# **Assignment Notebook – Text Vectorization & Model Comparison**
**Student:** K. Yugavardhan  
**Mentor:** Resma Rani Nimalpuri  
**Program:** Audio Analysis Project  
**Dates Assigned:**  
- **4th December 2025** – Understanding text preprocessing and vectorization  
- **5th December 2025** – Comparing CountVectorizer, TF-IDF, and Word2Vec with classification models  

---

## **Objective**
The goal of this assignment is to learn and practically implement the three most common text representation techniques used in Natural Language Processing (NLP):

1. **CountVectorizer**  
2. **TF-IDF Vectorizer**  
3. **Word2Vec (averaged embeddings)**  

We compare their performance on a simple **10,000-sample text dataset**, using two ML models:

- **Logistic Regression**  
- **Multinomial Naive Bayes**

We also explore:

- **N-grams (1 to 3)**  
- **Feature explosion** when using n-gram models  
- **Basic hyperparameter tuning** using GridSearch (C for Logistic Regression, alpha for Naive Bayes)

---

**This assignment helps build foundational understanding of:**
- How text is converted into numerical features  
- How different vectorizers affect model performance  
- Why n-grams increase feature size and risk overfitting  
- How dense embeddings (Word2Vec) differ from sparse, high-dimensional vectors  
- How hyperparameter tuning improves model accuracy  

These concepts are essential for working on real-world projects like **audio transcription, topic segmentation**, and **podcast analysis**, where text processing is a major component.

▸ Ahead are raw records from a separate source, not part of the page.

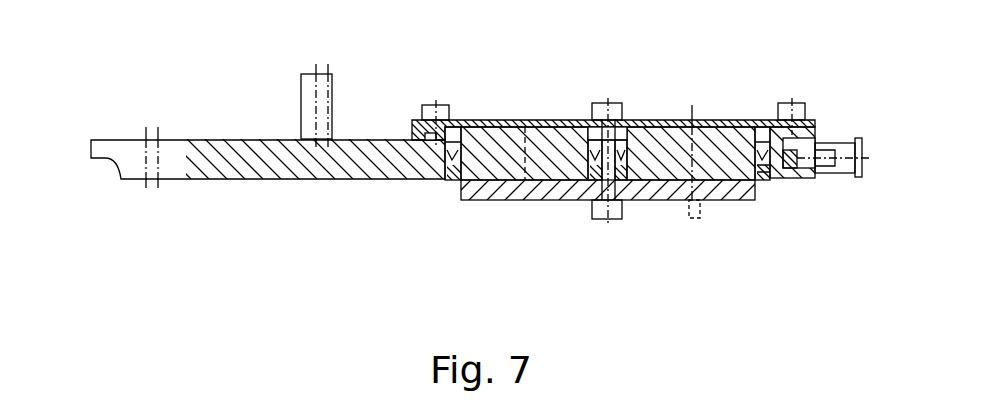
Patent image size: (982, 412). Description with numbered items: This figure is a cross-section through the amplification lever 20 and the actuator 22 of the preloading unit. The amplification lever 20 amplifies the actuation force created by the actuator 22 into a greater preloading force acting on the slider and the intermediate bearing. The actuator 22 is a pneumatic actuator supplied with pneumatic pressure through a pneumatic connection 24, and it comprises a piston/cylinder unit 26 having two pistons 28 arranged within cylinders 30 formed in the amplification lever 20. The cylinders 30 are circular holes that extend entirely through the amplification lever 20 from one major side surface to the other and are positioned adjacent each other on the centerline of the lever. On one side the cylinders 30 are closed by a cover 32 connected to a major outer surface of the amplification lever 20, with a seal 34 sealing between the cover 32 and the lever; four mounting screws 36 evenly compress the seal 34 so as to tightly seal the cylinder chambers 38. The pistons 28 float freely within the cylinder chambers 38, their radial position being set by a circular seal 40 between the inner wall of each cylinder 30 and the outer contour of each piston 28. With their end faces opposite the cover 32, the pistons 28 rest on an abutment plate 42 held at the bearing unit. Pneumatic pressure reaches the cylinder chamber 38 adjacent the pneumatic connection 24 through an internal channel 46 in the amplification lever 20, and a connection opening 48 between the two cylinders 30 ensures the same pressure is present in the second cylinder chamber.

The amplification lever 20 is at (376, 166).
The actuator 22 is at (605, 237).
The pneumatic connection 24 is at (842, 160).
The piston/cylinder unit 26 is at (507, 155).
The piston 28 is at (494, 143).
The cylinder 30 is at (445, 140).
The cover 32 is at (539, 125).
The seal 34 is at (422, 140).
The mounting screw 36 is at (597, 108).
The cylinder chamber 38 is at (590, 130).
The circular seal 40 is at (761, 148).
The abutment plate 42 is at (496, 183).
The internal channel 46 is at (790, 160).
The connection opening 48 is at (627, 140).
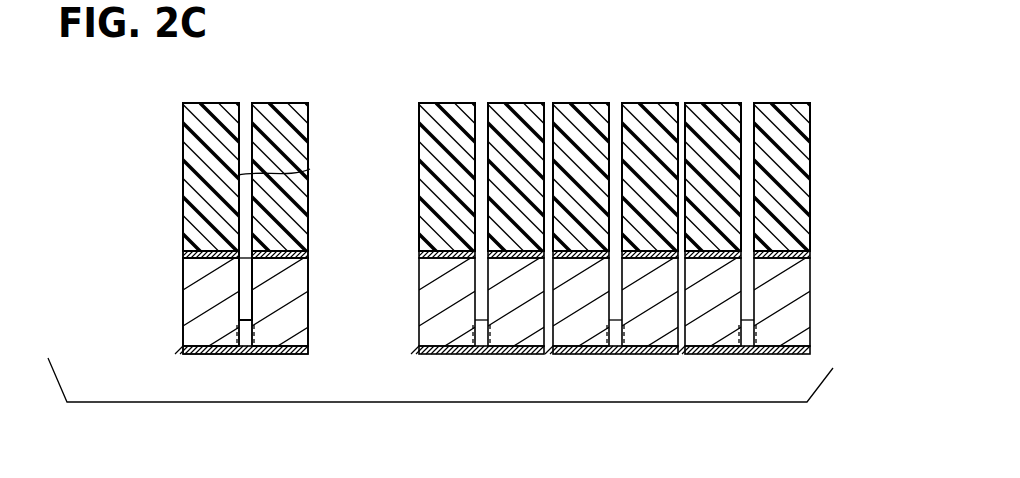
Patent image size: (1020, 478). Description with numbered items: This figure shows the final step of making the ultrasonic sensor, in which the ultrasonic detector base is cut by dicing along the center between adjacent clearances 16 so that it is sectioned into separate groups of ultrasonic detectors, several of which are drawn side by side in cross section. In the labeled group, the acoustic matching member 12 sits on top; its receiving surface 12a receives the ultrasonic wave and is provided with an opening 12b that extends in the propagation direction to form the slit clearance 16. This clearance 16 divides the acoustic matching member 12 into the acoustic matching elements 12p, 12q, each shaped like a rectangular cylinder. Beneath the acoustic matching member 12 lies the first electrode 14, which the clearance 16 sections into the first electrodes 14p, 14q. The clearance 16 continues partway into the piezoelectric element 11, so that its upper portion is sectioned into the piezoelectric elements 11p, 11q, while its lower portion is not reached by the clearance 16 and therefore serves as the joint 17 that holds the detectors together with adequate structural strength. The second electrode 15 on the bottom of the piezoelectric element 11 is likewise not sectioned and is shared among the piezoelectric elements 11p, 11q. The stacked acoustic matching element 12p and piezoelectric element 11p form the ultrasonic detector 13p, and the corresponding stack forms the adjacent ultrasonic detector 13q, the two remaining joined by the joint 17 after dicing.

The piezoelectric element 11 is at (220, 313).
The piezoelectric element 11p is at (192, 263).
The piezoelectric element 11q is at (298, 266).
The acoustic matching member 12 is at (181, 160).
The receiving surface 12a is at (210, 103).
The opening 12b is at (243, 117).
The acoustic matching element 12p is at (183, 213).
The acoustic matching element 12q is at (300, 213).
The ultrasonic detector 13p is at (201, 192).
The ultrasonic detector 13q is at (270, 188).
The first electrode 14 is at (220, 295).
The first electrode 14p is at (212, 258).
The first electrode 14q is at (275, 258).
The second electrode 15 is at (210, 354).
The clearance 16 is at (289, 173).
The joint 17 is at (250, 333).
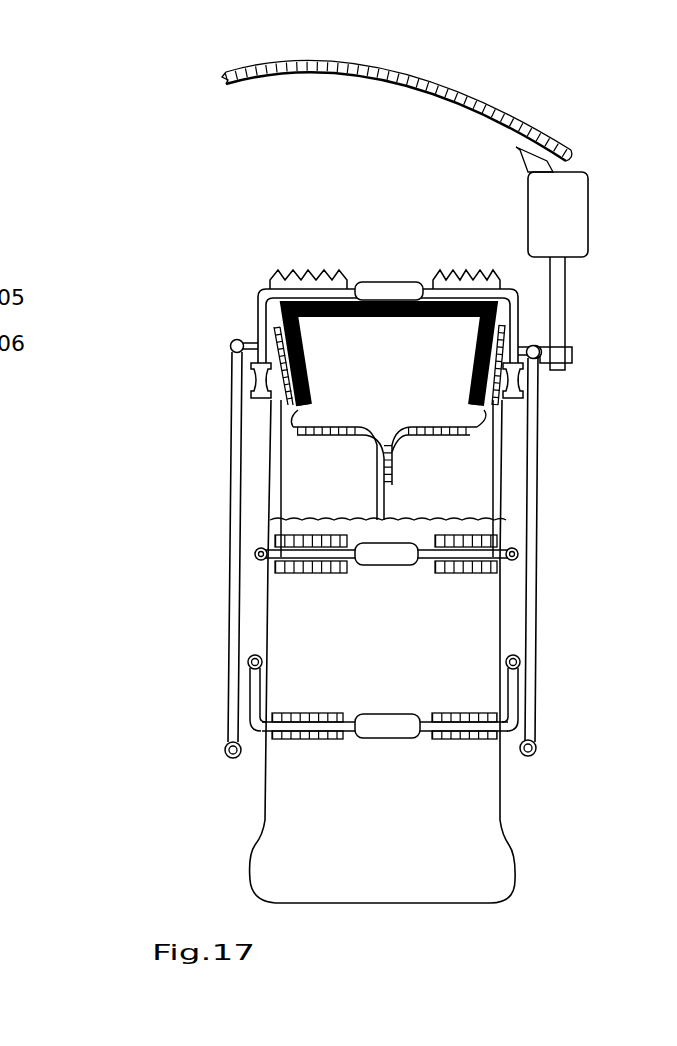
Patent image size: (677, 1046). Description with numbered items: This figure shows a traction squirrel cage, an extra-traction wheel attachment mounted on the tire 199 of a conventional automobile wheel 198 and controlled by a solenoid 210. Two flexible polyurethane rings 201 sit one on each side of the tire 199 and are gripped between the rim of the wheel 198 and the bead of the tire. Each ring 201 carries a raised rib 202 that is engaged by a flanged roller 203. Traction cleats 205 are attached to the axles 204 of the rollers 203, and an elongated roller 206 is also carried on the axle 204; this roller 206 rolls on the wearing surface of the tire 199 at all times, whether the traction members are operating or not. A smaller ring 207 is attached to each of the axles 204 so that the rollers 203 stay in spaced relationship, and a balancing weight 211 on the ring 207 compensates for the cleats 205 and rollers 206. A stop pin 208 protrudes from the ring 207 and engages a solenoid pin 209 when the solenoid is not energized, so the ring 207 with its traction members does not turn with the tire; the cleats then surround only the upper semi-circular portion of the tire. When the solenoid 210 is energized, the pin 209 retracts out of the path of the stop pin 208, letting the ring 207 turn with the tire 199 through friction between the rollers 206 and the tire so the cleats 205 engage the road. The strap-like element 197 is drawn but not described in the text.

The strap 197 is at (517, 112).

#***1 — Install Libraries***

In [15]:
!pip install -q kaggle pandas scikit-learn gensim nltk

# ***2 — Download LibriSpeech train-clean-100 from Kaggle***

In [23]:
#!kaggle datasets download -d bacnguyenne/librispeech-train-clean-100 -p /content
import kagglehub

# Download latest version
path = kagglehub.dataset_download("bacnguyenne/librispeech-train-clean-100")

print("Path to dataset files:", path)

Downloading from https://www.kaggle.com/api/v1/datasets/download/bacnguyenne/librispeech-train-clean-100?dataset_version_number=3...


100%|██████████| 28.1G/28.1G [13:07<00:00, 38.3MB/s]

Extracting files...





Path to dataset files: /root/.cache/kagglehub/datasets/bacnguyenne/librispeech-train-clean-100/versions/3


**Verify Download and Move**

In [25]:
!mkdir -p /content/librispeech_data

In [27]:
!mv /root/.cache/kagglehub/datasets/bacnguyenne/librispeech-train-clean-100/versions/3/* /content/librispeech_data/

In [28]:
!ls /content/librispeech_data

BOOKS.TXT     dev-clean    README.TXT	 test-clean	  train-clean-360
CHAPTERS.TXT  LICENSE.TXT  SPEAKERS.TXT  train-clean-100


# ***3 – Import libraries + Create a SMALL 10k-like dataset***

In [33]:
import pandas as pd

data = {
    "text": [
        "I love machine learning",
        "This is a great project",
        "Audio processing is fun",
        "I dislike noisy data",
        "Speech recognition is useful",
        "Deep learning models are powerful"
    ] * 2000,   # makes ~12,000 samples

    "label": [1,1,1,0,1,1] * 2000
}

df = pd.DataFrame(data)
df = df.sample(10000, random_state=42)

X = df["text"]
y = df["label"]

print("Dataset size:", len(X))

Dataset size: 10000


# ***4 – Train/Test Split***

In [35]:
from sklearn.model_selection import train_test_split

X_train, X_test, y_train, y_test = train_test_split(
    X, y, test_size=0.2, random_state=42
)

# ***5 – CountVectorizer + Logistic Regression***

In [37]:
from sklearn.feature_extraction.text import CountVectorizer
from sklearn.linear_model import LogisticRegression
from sklearn.metrics import accuracy_score

cv = CountVectorizer(ngram_range=(1,3))
X_train_cv = cv.fit_transform(X_train)
X_test_cv = cv.transform(X_test)

model_cv = LogisticRegression()
model_cv.fit(X_train_cv, y_train)

pred_cv = model_cv.predict(X_test_cv)
acc_cv = accuracy_score(y_test, pred_cv)

print("CountVectorizer Accuracy:", acc_cv)
print("Feature Count:", len(cv.vocabulary_))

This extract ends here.